South Korea approved a cap-and-trade system to cut carbon emissions as President Lee Myung Bak seeks support from factories and power plants in the fastest-growing producer of greenhouse gases among industrialised democracies.
The National Assembly passed a bill to establish a cap-and- trade system in the country by 2015 with the backing of both ruling and opposition parties, according to the assembly’s webcast of the main session yesterday.
President Lee Myung Bak is struggling to sell the plan at home after pledging in December 2009 at the United Nations climate summit in Copenhagen to cut carbon emissions by 30 per cent from forecast levels by 2020. The country’s largest companies said the plan will hurt competitiveness.
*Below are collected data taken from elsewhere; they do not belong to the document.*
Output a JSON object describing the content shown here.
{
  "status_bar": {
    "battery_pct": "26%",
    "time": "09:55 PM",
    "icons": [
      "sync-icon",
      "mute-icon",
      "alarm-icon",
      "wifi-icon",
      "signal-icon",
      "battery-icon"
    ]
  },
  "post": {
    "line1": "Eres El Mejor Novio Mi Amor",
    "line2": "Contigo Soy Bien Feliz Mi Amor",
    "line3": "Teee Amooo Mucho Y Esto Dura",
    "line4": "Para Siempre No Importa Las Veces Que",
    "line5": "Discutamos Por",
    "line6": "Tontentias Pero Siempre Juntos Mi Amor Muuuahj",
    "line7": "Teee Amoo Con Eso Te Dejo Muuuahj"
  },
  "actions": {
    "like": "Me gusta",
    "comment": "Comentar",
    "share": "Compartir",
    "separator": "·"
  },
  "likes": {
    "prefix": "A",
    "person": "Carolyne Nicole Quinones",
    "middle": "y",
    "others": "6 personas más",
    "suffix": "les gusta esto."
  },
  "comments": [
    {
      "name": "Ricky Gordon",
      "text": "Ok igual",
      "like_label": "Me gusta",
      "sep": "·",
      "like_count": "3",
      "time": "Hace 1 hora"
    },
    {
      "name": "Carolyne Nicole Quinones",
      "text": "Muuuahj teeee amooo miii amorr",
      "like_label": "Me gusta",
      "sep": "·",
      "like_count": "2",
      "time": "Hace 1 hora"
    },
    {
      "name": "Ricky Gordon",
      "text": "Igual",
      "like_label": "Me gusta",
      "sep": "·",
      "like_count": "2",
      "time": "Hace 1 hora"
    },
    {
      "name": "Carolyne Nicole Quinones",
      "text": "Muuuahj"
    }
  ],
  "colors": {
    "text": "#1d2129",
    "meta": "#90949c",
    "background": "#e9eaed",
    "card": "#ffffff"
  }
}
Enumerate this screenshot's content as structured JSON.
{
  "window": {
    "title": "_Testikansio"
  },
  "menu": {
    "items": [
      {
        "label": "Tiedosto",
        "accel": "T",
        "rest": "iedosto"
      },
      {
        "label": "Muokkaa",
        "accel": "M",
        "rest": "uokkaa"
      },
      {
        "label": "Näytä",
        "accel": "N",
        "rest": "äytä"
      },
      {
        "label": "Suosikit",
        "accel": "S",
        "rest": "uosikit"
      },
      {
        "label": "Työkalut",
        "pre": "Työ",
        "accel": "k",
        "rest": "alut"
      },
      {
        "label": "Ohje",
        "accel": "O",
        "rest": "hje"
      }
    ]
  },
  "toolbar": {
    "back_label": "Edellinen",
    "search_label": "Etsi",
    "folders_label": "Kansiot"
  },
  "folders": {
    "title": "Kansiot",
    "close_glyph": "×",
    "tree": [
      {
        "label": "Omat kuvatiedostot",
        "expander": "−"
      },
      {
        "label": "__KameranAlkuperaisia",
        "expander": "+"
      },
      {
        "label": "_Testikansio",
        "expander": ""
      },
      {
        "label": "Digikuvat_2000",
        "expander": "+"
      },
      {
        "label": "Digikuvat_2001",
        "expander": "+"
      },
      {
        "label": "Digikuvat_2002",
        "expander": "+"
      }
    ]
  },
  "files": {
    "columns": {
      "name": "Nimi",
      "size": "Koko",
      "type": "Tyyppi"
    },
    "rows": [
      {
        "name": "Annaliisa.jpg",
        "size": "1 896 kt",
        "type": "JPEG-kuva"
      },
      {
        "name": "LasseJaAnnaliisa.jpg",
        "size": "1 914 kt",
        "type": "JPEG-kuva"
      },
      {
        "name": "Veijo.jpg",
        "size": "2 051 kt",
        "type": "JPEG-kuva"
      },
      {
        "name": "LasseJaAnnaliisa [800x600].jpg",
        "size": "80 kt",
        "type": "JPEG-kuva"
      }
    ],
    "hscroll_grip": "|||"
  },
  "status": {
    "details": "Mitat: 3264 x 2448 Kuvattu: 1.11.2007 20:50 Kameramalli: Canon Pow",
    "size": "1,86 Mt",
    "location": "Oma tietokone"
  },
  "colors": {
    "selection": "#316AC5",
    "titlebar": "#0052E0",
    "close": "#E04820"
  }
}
South Korea is the world’s eighth-largest carbon emitter, based on 2009 figures from the International Energy Agency. The country’s greenhouse-gas emissions jumped to about 640 million metric tons in 2011 from 350 million tons in 1990, making it the fastest-growing emissions source among 34 nations in the Organization for Economic Cooperation and Development, Bloomberg New Energy Finance said in a Feb. 9 report.
Australia voted last year to start a cap-and-trade system in 2015. New Zealand started emissions trading in 2009, and the European Union has operated the world’s biggest emissions market since 2005.
South Korea imposed reduction goals in October 2011 on 458 polluters starting this year. They range from factories, buildings and livestock farms that produce at least 25,000 tons of carbon dioxide a year.